Bid to give brokeback bridges a break

IT IS the most bashed railway bridge in Britain, hit 18 times in the past year and 68 over the past five years.

Challoch bridge, on the A75 near Stranraer, is clobbered by lorries heading to and from the Northern Ireland ferries so often it has been given its own diversion route by police.

The long-suffering bridge at Dunragit, which will finally win relief from the juggernauts when the village is bypassed, received belated support yesterday when it was highlighted as part of a new campaign against such "bridge strikes".

Transport minister Stewart Stevenson, who launched the initiative, said such crashes cost taxpayers some 500,000 a year. In addition, Network Rail said train disruption cost nearly 200,000 a year.

Part of the blame has been levelled at lorry drivers relying on sat navs designed for cars.

The most regularly hit road bridge in Scotland is Chartershall, which crosses the M9 near Stirling. It was hit 17 times by vehicles joining the motorway at a nearby junction last year, forcing its closure to traffic.

Lorries colliding with the Challoch bridge, on the main route between the Loch Ryan ferry ports and England, regularly cause hours of delays for drivers and rail passengers alike.

Network Rail said vehicles often came off worst in such encounters, but engineers had to make time-consuming checks for damage to the bridge and railway tracks.

Richard Carr, of the Stranraer to Ayr Line Support Association, and a former lorry driver, said: "There is no excuse for these incidents, which could be fatal."

A Dumfries and Galloway Constabulary spokesman said: "We have a diversionary route in place for when the Dunragit bridge is hit, which happens numerous times and causes tailbacks.

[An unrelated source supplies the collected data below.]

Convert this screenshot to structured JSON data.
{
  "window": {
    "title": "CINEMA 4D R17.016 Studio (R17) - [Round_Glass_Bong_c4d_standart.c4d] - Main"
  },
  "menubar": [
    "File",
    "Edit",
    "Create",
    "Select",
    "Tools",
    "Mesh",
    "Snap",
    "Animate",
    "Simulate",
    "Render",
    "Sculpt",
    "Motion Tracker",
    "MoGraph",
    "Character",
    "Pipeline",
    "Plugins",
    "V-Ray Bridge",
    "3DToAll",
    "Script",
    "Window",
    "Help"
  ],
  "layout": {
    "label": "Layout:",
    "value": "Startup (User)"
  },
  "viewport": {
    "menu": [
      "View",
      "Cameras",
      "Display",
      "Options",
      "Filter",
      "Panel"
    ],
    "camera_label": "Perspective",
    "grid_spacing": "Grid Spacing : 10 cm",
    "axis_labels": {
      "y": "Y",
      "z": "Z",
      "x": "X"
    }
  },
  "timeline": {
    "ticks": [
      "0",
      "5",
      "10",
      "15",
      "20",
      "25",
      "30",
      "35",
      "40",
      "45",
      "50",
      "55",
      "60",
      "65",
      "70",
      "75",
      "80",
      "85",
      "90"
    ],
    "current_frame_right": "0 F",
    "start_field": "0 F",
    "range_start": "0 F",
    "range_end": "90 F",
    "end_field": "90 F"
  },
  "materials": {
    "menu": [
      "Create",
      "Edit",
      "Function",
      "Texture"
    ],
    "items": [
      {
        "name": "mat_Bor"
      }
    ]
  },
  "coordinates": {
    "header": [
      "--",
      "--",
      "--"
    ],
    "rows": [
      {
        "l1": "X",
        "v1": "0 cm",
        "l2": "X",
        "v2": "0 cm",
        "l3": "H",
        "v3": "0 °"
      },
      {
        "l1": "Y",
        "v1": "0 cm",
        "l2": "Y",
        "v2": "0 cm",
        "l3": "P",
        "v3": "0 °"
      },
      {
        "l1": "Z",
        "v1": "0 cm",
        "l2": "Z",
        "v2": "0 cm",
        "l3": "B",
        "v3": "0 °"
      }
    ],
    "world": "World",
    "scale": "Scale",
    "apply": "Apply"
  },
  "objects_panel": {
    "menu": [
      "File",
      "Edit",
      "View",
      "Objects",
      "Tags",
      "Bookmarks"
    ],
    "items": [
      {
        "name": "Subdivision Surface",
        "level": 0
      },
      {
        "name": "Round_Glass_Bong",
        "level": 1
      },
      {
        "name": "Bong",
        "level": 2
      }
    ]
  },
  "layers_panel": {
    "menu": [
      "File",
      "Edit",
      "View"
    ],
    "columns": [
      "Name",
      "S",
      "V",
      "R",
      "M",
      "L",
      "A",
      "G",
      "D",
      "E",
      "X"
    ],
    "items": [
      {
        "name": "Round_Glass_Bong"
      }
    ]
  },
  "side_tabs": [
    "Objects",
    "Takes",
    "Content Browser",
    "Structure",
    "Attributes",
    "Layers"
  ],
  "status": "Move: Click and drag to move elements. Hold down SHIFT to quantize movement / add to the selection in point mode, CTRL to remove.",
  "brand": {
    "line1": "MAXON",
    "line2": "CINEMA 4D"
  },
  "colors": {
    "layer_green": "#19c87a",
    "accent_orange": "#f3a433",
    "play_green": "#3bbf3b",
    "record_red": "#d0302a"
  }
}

The road can be closed for several hours."

Errant motorists can be prosecuted for careless driving, and also sued for both bridge damage and delays to trains, as Network Rail has successfully found.

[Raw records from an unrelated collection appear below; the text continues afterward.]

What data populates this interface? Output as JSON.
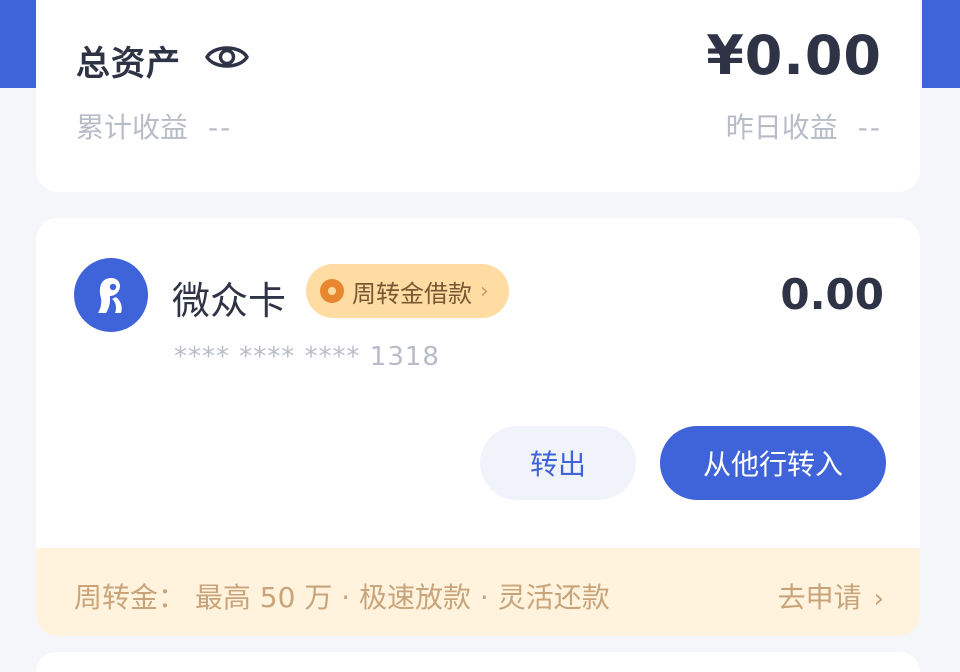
{
  "assets": {
    "title": "总资产",
    "total": "¥0.00",
    "cumulative_label": "累计收益",
    "cumulative_value": "--",
    "yesterday_label": "昨日收益",
    "yesterday_value": "--"
  },
  "account": {
    "name": "微众卡",
    "badge_label": "周转金借款",
    "badge_chevron": "›",
    "balance": "0.00",
    "number": "**** **** **** 1318",
    "transfer_out_label": "转出",
    "transfer_in_label": "从他行转入"
  },
  "promo": {
    "text": "周转金：  最高 50 万 · 极速放款 · 灵活还款",
    "link_label": "去申请",
    "link_chevron": "›"
  },
  "colors": {
    "brand_blue": "#3f63d8",
    "badge_bg": "#ffdca2",
    "promo_bg": "#fff3dd"
  },
  "icons": {
    "eye": "eye-icon",
    "logo": "bank-logo-icon",
    "coin": "coin-icon",
    "chevron": "chevron-right-icon"
  }
}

Mr Stevenson launched the "Strike It Out" awareness-raising campaign at the TruckFest show at Ingliston in Edinburgh.

He said: "Bridge strikes impact heavily on road users, both in terms of delays whilst an incident is being dealt with and later as repairs are carried out, often at substantial cost.

"We are working with a number of industries, including road and freight hauliers, farming, ferries and ports to help communicate the message to drivers of high vehicles to check and plan their route before setting out and carefully consider bridge signs on approach."

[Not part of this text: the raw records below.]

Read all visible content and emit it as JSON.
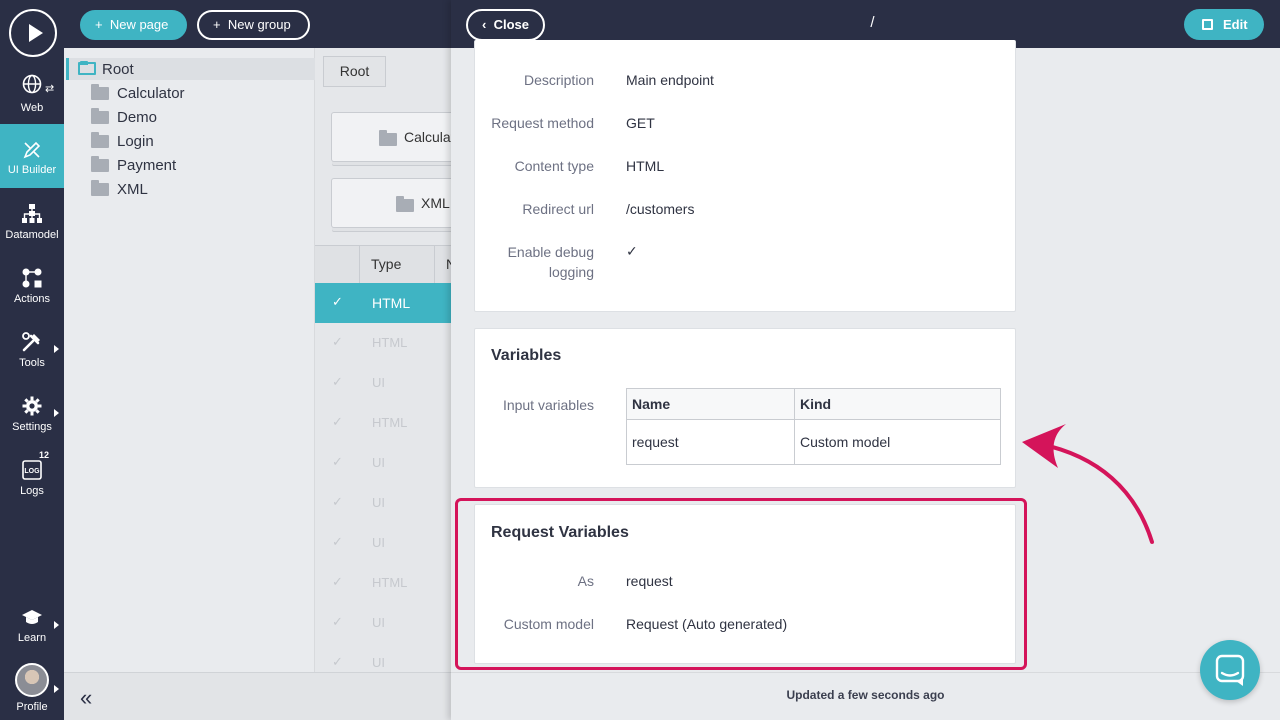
{
  "nav": {
    "items": [
      {
        "label": "Web",
        "icon": "globe-icon"
      },
      {
        "label": "UI Builder",
        "icon": "pencil-ruler-icon"
      },
      {
        "label": "Datamodel",
        "icon": "sitemap-icon"
      },
      {
        "label": "Actions",
        "icon": "actions-icon"
      },
      {
        "label": "Tools",
        "icon": "tools-icon"
      },
      {
        "label": "Settings",
        "icon": "gear-icon"
      },
      {
        "label": "Logs",
        "icon": "log-icon",
        "badge": "12"
      },
      {
        "label": "Learn",
        "icon": "graduation-cap-icon"
      },
      {
        "label": "Profile",
        "icon": "avatar"
      }
    ]
  },
  "topbar": {
    "new_page": "New page",
    "new_group": "New group"
  },
  "tree": {
    "root": "Root",
    "items": [
      "Calculator",
      "Demo",
      "Login",
      "Payment",
      "XML"
    ]
  },
  "list": {
    "breadcrumb": "Root",
    "cards": [
      "Calculat",
      "XML"
    ],
    "columns": [
      "Type",
      "N"
    ],
    "rows": [
      {
        "check": "✓",
        "type": "HTML"
      },
      {
        "check": "✓",
        "type": "HTML"
      },
      {
        "check": "✓",
        "type": "UI"
      },
      {
        "check": "✓",
        "type": "HTML"
      },
      {
        "check": "✓",
        "type": "UI"
      },
      {
        "check": "✓",
        "type": "UI"
      },
      {
        "check": "✓",
        "type": "UI"
      },
      {
        "check": "✓",
        "type": "HTML"
      },
      {
        "check": "✓",
        "type": "UI"
      },
      {
        "check": "✓",
        "type": "UI"
      }
    ]
  },
  "detail": {
    "close": "Close",
    "title": "/",
    "edit": "Edit",
    "general": {
      "description_label": "Description",
      "description": "Main endpoint",
      "method_label": "Request method",
      "method": "GET",
      "content_type_label": "Content type",
      "content_type": "HTML",
      "redirect_label": "Redirect url",
      "redirect": "/customers",
      "debug_label_1": "Enable debug",
      "debug_label_2": "logging",
      "debug": "✓"
    },
    "variables": {
      "title": "Variables",
      "input_label": "Input variables",
      "col_name": "Name",
      "col_kind": "Kind",
      "row_name": "request",
      "row_kind": "Custom model"
    },
    "request_variables": {
      "title": "Request Variables",
      "as_label": "As",
      "as": "request",
      "model_label": "Custom model",
      "model": "Request (Auto generated)"
    },
    "updated": "Updated a few seconds ago"
  },
  "colors": {
    "nav_bg": "#2a2f45",
    "accent": "#3fb4c3",
    "highlight": "#d4145a"
  }
}
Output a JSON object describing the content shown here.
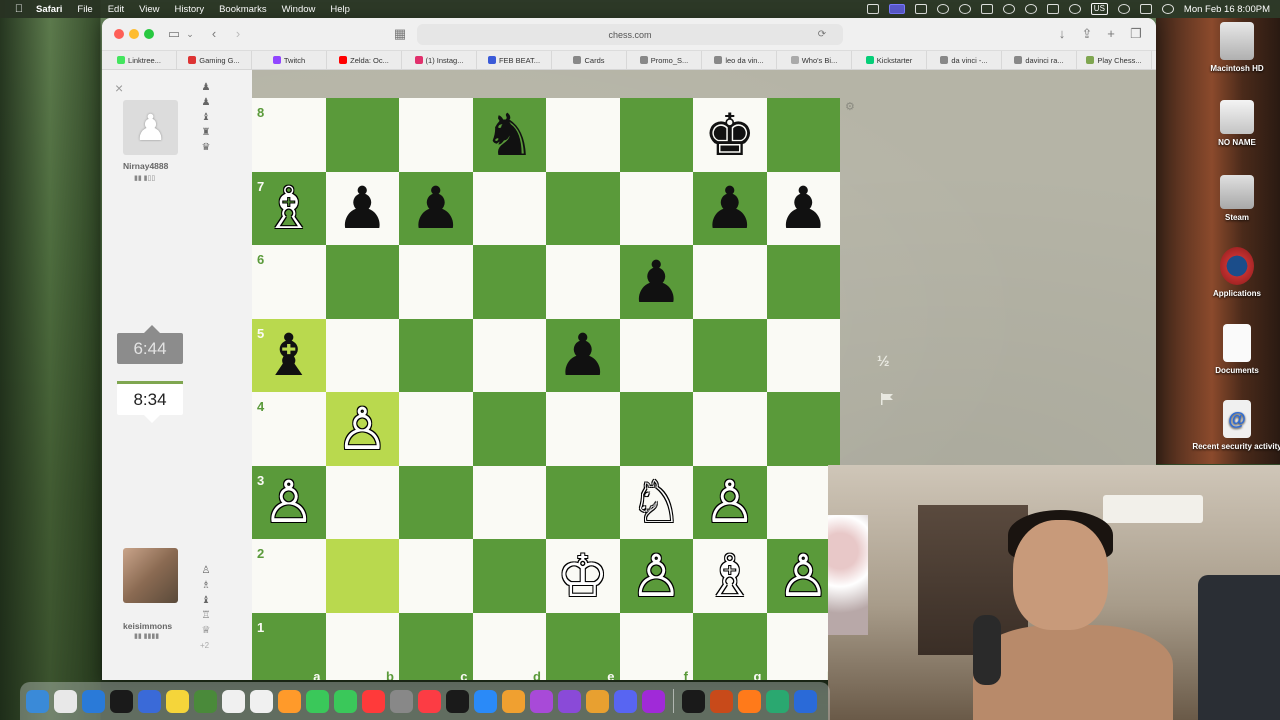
{
  "menubar": {
    "app_name": "Safari",
    "items": [
      "File",
      "Edit",
      "View",
      "History",
      "Bookmarks",
      "Window",
      "Help"
    ],
    "input_source": "US",
    "datetime": "Mon Feb 16  8:00PM"
  },
  "browser": {
    "url": "chess.com",
    "favorites": [
      {
        "label": "Linktree...",
        "color": "#43e55e"
      },
      {
        "label": "Gaming G...",
        "color": "#d33"
      },
      {
        "label": "Twitch",
        "color": "#9146ff"
      },
      {
        "label": "Zelda: Oc...",
        "color": "#ff0000"
      },
      {
        "label": "(1) Instag...",
        "color": "#e1306c"
      },
      {
        "label": "FEB BEAT...",
        "color": "#3a5ad8"
      },
      {
        "label": "Cards",
        "color": "#888"
      },
      {
        "label": "Promo_S...",
        "color": "#888"
      },
      {
        "label": "leo da vin...",
        "color": "#888"
      },
      {
        "label": "Who's Bi...",
        "color": "#aaa"
      },
      {
        "label": "Kickstarter",
        "color": "#05ce78"
      },
      {
        "label": "da vinci -...",
        "color": "#888"
      },
      {
        "label": "davinci ra...",
        "color": "#888"
      },
      {
        "label": "Play Chess...",
        "color": "#7fa650"
      }
    ]
  },
  "game": {
    "opponent": {
      "name": "Nirnay4888",
      "clock": "6:44",
      "captured": [
        "♟",
        "♟",
        "♝",
        "♜",
        "♛"
      ]
    },
    "player": {
      "name": "keisimmons",
      "clock": "8:34",
      "captured": [
        "♙",
        "♗",
        "♝",
        "♖",
        "♕"
      ],
      "material": "+2"
    },
    "draw_label": "½",
    "board": {
      "ranks": [
        "8",
        "7",
        "6",
        "5",
        "4",
        "3",
        "2",
        "1"
      ],
      "files": [
        "a",
        "b",
        "c",
        "d",
        "e",
        "f",
        "g",
        "h"
      ],
      "highlighted": [
        "b4",
        "b2",
        "a5"
      ],
      "pieces": [
        {
          "sq": "d8",
          "glyph": "♞",
          "color": "b"
        },
        {
          "sq": "g8",
          "glyph": "♚",
          "color": "b"
        },
        {
          "sq": "a7",
          "glyph": "♗",
          "color": "w"
        },
        {
          "sq": "b7",
          "glyph": "♟",
          "color": "b"
        },
        {
          "sq": "c7",
          "glyph": "♟",
          "color": "b"
        },
        {
          "sq": "g7",
          "glyph": "♟",
          "color": "b"
        },
        {
          "sq": "h7",
          "glyph": "♟",
          "color": "b"
        },
        {
          "sq": "f6",
          "glyph": "♟",
          "color": "b"
        },
        {
          "sq": "a5",
          "glyph": "♝",
          "color": "b"
        },
        {
          "sq": "e5",
          "glyph": "♟",
          "color": "b"
        },
        {
          "sq": "b4",
          "glyph": "♙",
          "color": "w"
        },
        {
          "sq": "a3",
          "glyph": "♙",
          "color": "w"
        },
        {
          "sq": "f3",
          "glyph": "♘",
          "color": "w"
        },
        {
          "sq": "g3",
          "glyph": "♙",
          "color": "w"
        },
        {
          "sq": "e2",
          "glyph": "♔",
          "color": "w"
        },
        {
          "sq": "f2",
          "glyph": "♙",
          "color": "w"
        },
        {
          "sq": "g2",
          "glyph": "♗",
          "color": "w"
        },
        {
          "sq": "h2",
          "glyph": "♙",
          "color": "w"
        }
      ]
    }
  },
  "desktop_icons": [
    {
      "id": "hd",
      "label": "Macintosh HD"
    },
    {
      "id": "noname",
      "label": "NO NAME"
    },
    {
      "id": "steam",
      "label": "Steam"
    },
    {
      "id": "apps",
      "label": "Applications"
    },
    {
      "id": "docs",
      "label": "Documents"
    },
    {
      "id": "sec",
      "label": "Recent security activity"
    }
  ],
  "dock_colors": [
    "#3a8ad8",
    "#e8e8e8",
    "#2a7ad8",
    "#1a1a1a",
    "#3a6ad8",
    "#f5d53a",
    "#4a8a3a",
    "#f0f0f0",
    "#f0f0f0",
    "#ff9a2a",
    "#3ac85a",
    "#3ac85a",
    "#ff3a3a",
    "#888888",
    "#fc3c44",
    "#1a1a1a",
    "#2a8af8",
    "#f0a030",
    "#a84ad8",
    "#8a4ad8",
    "#e8a030",
    "#5865f2",
    "#a02ad8",
    "#1a1a1a",
    "#c84a1a",
    "#ff7a1a",
    "#2aa870",
    "#2a6ad8"
  ]
}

The Scottish Government's Transport Scotland agency, which is behind the 21,000 campaign, said the standard height for a bridge was 16ft 6in (about five metres), but the majority of strikes happened on road bridges on major routes which were above this height. There are 20 lower road and rail bridges on Scottish trunk roads.

The agency said at least ten such road bridges were hit across Scotland every year.

Chris MacRae of the Freight Transport Association, said: "A main cause of bridge strikes has been an over reliance from some drivers on their sat-navs, which is why the association worked closely with industry to produce a lorry-friendly unit. It is hoped that this will help end those all-too-familiar stories of lorry drivers coming unstuck after using sat-nav designed for cars."

Phil Flanders, director of the Road Haulage Association Scotland said: "Whilst the number of bridge strikes compared to journeys made is very small they can have a very serious knock-on effect and the association fully supports the campaign to increase awareness."

A Network Rail spokesman said: "Bridge strikes cause regular unnecessary delays and we welcome any initiative which raises driver awareness."